I don’t wear my father’s medal often; I only wear it when I need his strength—important speeches, meetings, and a court date like today. I hadn’t gone to the half dozen other appearances in the past six months, of him presenting motions and interrogatories about my finances, claiming that although he owes hundreds of thousands of dollars in unpaid child support and college expenses, I do not need financial help. I imagine he expected child support to be dismissed as quickly as his law loans were after he filed bankruptcy.
“He can’t do that,” friends would say to me.
Yes, he can.
It was time to go to court and at least be the face of the respondent. I dreaded the idea of reliving it all again, of having to face the person who hurt my sons. I did not have a class on Thursday morning at Northwestern; I could go to court. I needed to go, in spite of the stress-induced nausea, in spite of the trembling I could not control in my hands. Benign familial tremor: a doctor diagnosed it years ago when I was married to him. Your body remembers.
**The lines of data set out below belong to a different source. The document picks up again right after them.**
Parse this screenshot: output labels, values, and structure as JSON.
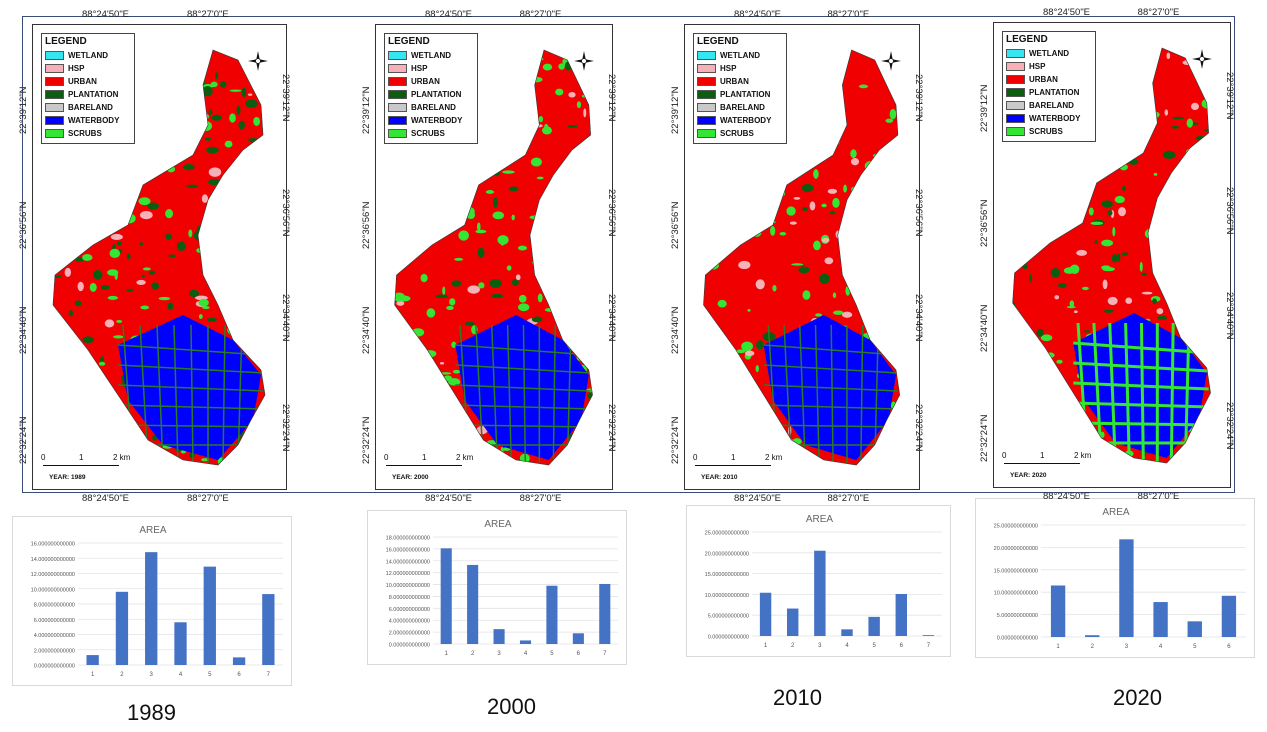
{
  "legend": {
    "title": "LEGEND",
    "items": [
      {
        "label": "WETLAND",
        "color": "#33e6f0"
      },
      {
        "label": "HSP",
        "color": "#f5b0b8"
      },
      {
        "label": "URBAN",
        "color": "#f00000"
      },
      {
        "label": "PLANTATION",
        "color": "#0b5e10"
      },
      {
        "label": "BARELAND",
        "color": "#c9c9c9"
      },
      {
        "label": "WATERBODY",
        "color": "#0000ff"
      },
      {
        "label": "SCRUBS",
        "color": "#33e633"
      }
    ]
  },
  "coords": {
    "top_left": "88°24'50\"E",
    "top_right": "88°27'0\"E",
    "lat1": "22°39'12\"N",
    "lat2": "22°36'56\"N",
    "lat3": "22°34'40\"N",
    "lat4": "22°32'24\"N"
  },
  "scalebar": {
    "t0": "0",
    "t1": "1",
    "t2": "2 km"
  },
  "maps": [
    {
      "year_caption": "YEAR: 1989"
    },
    {
      "year_caption": "YEAR: 2000"
    },
    {
      "year_caption": "YEAR: 2010"
    },
    {
      "year_caption": "YEAR: 2020"
    }
  ],
  "chart_data": [
    {
      "type": "bar",
      "title": "AREA",
      "categories": [
        "1",
        "2",
        "3",
        "4",
        "5",
        "6",
        "7"
      ],
      "values": [
        1.3,
        9.6,
        14.8,
        5.6,
        12.9,
        1.0,
        9.3
      ],
      "ylim": [
        0,
        16
      ],
      "ticks": [
        "0.000000000000",
        "2.000000000000",
        "4.000000000000",
        "6.000000000000",
        "8.000000000000",
        "10.000000000000",
        "12.000000000000",
        "14.000000000000",
        "16.000000000000"
      ],
      "color": "#4472c4"
    },
    {
      "type": "bar",
      "title": "AREA",
      "categories": [
        "1",
        "2",
        "3",
        "4",
        "5",
        "6",
        "7"
      ],
      "values": [
        16.1,
        13.3,
        2.5,
        0.6,
        9.8,
        1.8,
        10.1
      ],
      "ylim": [
        0,
        18
      ],
      "ticks": [
        "0.000000000000",
        "2.000000000000",
        "4.000000000000",
        "6.000000000000",
        "8.000000000000",
        "10.000000000000",
        "12.000000000000",
        "14.000000000000",
        "16.000000000000",
        "18.000000000000"
      ],
      "color": "#4472c4"
    },
    {
      "type": "bar",
      "title": "AREA",
      "categories": [
        "1",
        "2",
        "3",
        "4",
        "5",
        "6",
        "7"
      ],
      "values": [
        10.4,
        6.6,
        20.5,
        1.6,
        4.6,
        10.1,
        0.2
      ],
      "ylim": [
        0,
        25
      ],
      "ticks": [
        "0.000000000000",
        "5.000000000000",
        "10.000000000000",
        "15.000000000000",
        "20.000000000000",
        "25.000000000000"
      ],
      "color": "#4472c4"
    },
    {
      "type": "bar",
      "title": "AREA",
      "categories": [
        "1",
        "2",
        "3",
        "4",
        "5",
        "6"
      ],
      "values": [
        11.5,
        0.4,
        21.8,
        7.8,
        3.5,
        9.2
      ],
      "ylim": [
        0,
        25
      ],
      "ticks": [
        "0.000000000000",
        "5.000000000000",
        "10.000000000000",
        "15.000000000000",
        "20.000000000000",
        "25.000000000000"
      ],
      "color": "#4472c4"
    }
  ],
  "year_labels": [
    "1989",
    "2000",
    "2010",
    "2020"
  ]
}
A plain black skirt, plain black jacket, simple white blouse. Pumps with low heels, we would walk to the courthouse from my sister Madeleine’s new law office near the federal building. Drew, an attorney in her firm, was now handling the case since I couldn’t afford an attorney. Madeleine was allowing Drew to do this for free. It cost my former husband nothing to keep filing motions because he is an attorney. So he kept filing.
I wanted my mother with me. She would know what to say. She would hold her head high—even from a wheelchair. But she has been gone a decade; I wore her gold bracelet, the one that has three rows of beads and clasps with a click. There. I am safe now. My father’s medal, my mother’s bracelet, both my parents are with me.
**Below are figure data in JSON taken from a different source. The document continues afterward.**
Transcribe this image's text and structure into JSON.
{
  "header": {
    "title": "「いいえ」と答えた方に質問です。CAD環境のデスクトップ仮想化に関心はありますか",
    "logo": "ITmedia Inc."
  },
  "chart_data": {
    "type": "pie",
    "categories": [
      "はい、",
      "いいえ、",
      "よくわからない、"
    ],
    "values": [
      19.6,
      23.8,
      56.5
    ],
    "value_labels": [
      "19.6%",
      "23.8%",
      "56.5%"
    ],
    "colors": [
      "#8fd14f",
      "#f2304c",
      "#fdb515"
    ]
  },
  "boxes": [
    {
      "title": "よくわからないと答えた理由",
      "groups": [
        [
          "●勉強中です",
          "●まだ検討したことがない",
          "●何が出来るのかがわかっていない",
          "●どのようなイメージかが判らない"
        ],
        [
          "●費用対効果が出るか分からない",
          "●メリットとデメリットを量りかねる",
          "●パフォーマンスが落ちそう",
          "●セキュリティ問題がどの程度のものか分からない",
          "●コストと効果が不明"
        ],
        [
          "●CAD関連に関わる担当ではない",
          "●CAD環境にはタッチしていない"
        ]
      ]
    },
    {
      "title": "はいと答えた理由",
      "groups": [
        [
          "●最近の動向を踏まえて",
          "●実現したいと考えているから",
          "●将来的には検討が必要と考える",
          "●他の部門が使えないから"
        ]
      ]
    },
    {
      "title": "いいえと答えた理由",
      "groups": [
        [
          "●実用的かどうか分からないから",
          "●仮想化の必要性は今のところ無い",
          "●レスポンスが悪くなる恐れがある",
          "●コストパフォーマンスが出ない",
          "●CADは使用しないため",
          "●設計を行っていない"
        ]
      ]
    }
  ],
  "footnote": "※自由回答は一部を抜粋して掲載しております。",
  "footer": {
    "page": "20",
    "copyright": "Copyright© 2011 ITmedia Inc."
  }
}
I talk to my late parents often; I am not sure it is praying really, although sometimes I cry at night, “Please, Mom, help me,” and I pause and wait for some kind of response, relief, respite. And I search my heart and memory for what she would do. I squint my lids shut tighter and try to see if I can see her in my mind’s eye, but I can’t. I try to channel her bravado and her wit, think of how she would respond, think of h
ow she would end a conversation with a remark so insightful it was stunning. Think of how she would soothe me when bullies chased me home in fourth grade. “It’s just a dog barking, Mich. Makes no more sense than a dog barking, and no need to cry over a barking dog.” If she knew that my former husband had nothing to do with her grandsons, she would be furious. She would call up his mother and she would give her a piece of her mind. Oh yes, she would.
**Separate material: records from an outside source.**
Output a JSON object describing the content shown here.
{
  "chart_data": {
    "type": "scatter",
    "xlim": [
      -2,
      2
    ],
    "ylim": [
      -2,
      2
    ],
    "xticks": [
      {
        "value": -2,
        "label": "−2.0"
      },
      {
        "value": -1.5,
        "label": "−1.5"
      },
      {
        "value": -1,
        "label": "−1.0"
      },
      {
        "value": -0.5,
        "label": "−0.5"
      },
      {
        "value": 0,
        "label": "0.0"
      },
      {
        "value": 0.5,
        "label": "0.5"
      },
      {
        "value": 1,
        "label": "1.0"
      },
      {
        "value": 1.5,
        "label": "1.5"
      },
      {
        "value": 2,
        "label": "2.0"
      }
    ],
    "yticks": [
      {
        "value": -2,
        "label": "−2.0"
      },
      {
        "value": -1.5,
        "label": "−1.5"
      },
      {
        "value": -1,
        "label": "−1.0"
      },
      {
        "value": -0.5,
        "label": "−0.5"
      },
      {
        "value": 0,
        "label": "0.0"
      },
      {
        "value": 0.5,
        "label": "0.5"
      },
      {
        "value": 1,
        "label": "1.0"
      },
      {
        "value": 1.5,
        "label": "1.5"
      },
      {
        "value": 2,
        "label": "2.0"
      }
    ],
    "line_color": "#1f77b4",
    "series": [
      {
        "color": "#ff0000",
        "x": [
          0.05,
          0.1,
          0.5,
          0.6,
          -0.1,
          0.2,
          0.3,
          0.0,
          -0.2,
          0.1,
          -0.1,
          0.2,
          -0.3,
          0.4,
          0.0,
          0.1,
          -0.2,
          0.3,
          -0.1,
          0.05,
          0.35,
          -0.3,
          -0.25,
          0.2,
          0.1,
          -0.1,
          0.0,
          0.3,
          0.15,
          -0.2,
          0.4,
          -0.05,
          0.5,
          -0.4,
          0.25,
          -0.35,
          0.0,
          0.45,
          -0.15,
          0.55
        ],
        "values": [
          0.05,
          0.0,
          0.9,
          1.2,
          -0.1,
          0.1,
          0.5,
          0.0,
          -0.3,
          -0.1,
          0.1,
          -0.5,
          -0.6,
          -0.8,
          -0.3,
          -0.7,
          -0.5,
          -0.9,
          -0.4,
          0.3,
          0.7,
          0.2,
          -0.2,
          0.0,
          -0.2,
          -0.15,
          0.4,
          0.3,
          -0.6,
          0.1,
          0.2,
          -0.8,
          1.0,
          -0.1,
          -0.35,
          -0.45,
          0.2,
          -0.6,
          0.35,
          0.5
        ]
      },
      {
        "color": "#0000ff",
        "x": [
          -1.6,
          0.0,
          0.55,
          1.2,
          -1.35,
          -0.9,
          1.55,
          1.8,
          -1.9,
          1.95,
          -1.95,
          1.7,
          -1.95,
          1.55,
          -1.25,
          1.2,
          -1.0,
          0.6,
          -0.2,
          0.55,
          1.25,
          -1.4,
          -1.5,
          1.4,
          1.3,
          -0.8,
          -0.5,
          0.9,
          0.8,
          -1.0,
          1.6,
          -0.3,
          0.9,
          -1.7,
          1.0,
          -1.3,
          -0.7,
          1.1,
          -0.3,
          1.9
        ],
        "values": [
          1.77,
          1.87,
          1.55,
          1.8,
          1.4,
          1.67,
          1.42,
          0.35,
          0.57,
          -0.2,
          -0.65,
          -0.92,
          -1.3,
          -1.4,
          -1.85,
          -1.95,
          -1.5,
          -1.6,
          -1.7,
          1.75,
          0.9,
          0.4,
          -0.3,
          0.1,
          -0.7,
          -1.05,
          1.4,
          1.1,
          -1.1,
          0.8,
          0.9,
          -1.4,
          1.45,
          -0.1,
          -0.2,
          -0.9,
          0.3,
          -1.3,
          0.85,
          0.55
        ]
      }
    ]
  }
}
“Behave with the good sense your parents gave you,” she said to my former husband once after our divorce when he came to pick up the boys for a visitation. He looked at the floor. But it never changed.
My sisters and I have this thing; I don’t know if it really is anthropomorphism, but I’ll just say it: My mother is a butterfly, and lately my father is a cardinal. Every spring and summer butterflies flock to my back porch; one usually lands on the glass table when the boys and I eat dinner outside. One will land on a book I am reading in the sun. They will flit in stops and starts on the lilac bushes, the verbena, the hibiscus, the scented geraniums my friend Katherine told me to buy. Many spring and summer mornings a bright red cardinal sits alone on the telephone wire stretched across my backyard or on the basketball rim, of all places. Just sits. For several minutes. Most every day.
“Hi, Dad,” I say. And I don’t care who hears me.
The benches in Judge Naomi Schuster’s courtroom are filling up; we are there only a few minutes before 10 AM. I glance around the room; he is not here. A thirty-ish woman in a red sweater has a lip ring, nose ring, and a diamond piercing in the area between her mouth and nose. I think that would hurt. A woman to my right is chewing gum loudly and holding a stack of papers. Drew motions me to sit down in the front row and she sits to my right. Six rows are filling with men and women—all with blank faces, staring ahead.
A woman is standing before the judge with an attorney to her left. She is dressed in a postal uniform.